Teichlab / celltypist

A tool for semi-automatic cell type classification
https://www.celltypist.org/
MIT License
284 stars 45 forks source link

Very low confidence score even though labels are correct #118

Closed mousepixels closed 5 months ago

mousepixels commented 5 months ago

I am about to potentially recommend this tool to thousands of people (@sanbomics) but I need clarification on one issue I have been having.

I made a custom model:

ref_model = celltypist.train(rdata, labels = 'CellType', n_jobs = 22, use_SGD = True, max_iter = 100, feature_selection = True, top_genes = 300)

And I annotated like this:

predictions = celltypist.annotate(adata, model=ref_model, majority_voting=False) predictions_adata = predictions.to_adata() adata.obs["ref_label"] = predictions_adata.obs.loc[adata.obs.index, "predicted_labels"] adata.obs["ref_score"] = predictions_adata.obs.loc[adata.obs.index, "conf_score"]

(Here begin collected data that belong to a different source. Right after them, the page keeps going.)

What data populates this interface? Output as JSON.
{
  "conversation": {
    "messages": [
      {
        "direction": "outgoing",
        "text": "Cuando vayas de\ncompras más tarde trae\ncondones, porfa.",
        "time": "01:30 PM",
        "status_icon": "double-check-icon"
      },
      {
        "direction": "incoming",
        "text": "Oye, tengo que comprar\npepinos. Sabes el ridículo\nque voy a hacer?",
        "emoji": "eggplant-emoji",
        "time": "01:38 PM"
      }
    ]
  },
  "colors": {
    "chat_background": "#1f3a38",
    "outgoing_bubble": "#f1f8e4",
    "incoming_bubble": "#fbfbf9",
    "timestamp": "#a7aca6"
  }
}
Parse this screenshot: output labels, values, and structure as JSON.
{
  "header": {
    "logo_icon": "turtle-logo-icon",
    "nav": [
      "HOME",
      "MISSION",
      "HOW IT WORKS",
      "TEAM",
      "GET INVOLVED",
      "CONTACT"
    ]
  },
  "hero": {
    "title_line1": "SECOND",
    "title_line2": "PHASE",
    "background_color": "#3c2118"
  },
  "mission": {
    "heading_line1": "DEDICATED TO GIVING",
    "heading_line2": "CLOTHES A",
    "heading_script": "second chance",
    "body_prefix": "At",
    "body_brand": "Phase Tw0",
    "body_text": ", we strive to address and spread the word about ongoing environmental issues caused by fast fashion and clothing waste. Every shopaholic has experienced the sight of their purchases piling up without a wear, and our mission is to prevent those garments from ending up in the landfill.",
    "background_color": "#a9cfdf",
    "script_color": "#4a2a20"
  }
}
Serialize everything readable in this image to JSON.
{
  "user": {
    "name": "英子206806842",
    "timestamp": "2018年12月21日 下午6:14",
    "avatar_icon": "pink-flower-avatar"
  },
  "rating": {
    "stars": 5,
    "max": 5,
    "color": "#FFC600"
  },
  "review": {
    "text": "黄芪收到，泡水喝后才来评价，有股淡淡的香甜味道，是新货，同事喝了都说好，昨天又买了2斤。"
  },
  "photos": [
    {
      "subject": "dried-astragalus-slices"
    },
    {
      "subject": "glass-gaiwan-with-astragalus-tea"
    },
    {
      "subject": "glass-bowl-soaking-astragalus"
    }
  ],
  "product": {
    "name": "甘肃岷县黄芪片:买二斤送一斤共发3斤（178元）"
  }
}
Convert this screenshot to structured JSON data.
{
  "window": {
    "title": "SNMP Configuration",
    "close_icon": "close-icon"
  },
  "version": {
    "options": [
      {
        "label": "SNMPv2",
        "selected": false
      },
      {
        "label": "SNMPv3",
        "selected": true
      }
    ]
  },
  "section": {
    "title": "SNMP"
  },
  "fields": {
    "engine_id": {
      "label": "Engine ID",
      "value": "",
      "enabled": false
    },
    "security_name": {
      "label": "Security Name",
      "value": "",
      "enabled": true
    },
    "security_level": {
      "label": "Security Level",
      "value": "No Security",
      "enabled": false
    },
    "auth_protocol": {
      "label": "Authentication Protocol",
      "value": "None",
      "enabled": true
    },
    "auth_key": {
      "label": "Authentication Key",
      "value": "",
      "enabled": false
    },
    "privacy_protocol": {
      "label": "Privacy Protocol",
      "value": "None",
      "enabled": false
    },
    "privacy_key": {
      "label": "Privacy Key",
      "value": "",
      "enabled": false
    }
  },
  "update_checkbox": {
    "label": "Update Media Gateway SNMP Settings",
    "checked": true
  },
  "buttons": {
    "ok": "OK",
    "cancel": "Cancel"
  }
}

I am getting crazy low conf_score values for most cells. Like 3e-249 or just 0.

However, I know for sure that many of the transferred labels are correct. And the cells are projected in similar space (if the probabilities were close to 0 what is the chance they aren't just distributed randomly?). See attached UMAPs for example.

I KNOW the projected labels are accurate for many of these, e.g., T cells, NK, B, etc. But the confidence score is 0?

I really like your tool, but I need to find an explanation for this before I feel comfortable recommending it.

Thanks for any help!!

image image

ChuanXu1 commented 5 months ago

@mousepixels, I noticed you used SGD for training. SGD is faster as compared to other solvers, but sometimes needs more parameter tuning (e.g., train-test-split-based cross validation for finding the best parameter combo); otherwise, the probability/confidence score will be biased in some cases, either ~0 or ~1.

If you need a quick model without spending time tuning the parameters, you can turn off SGD by use_SGD = False to get a model that is slower in training but more interpretable. Note the first round of training for selecting top features (when feature_selection =True) will always be SGD based.

mousepixels commented 5 months ago

Amazing. That solved the issue completely and really didn't add more than like 20 more seconds to training. Thanks!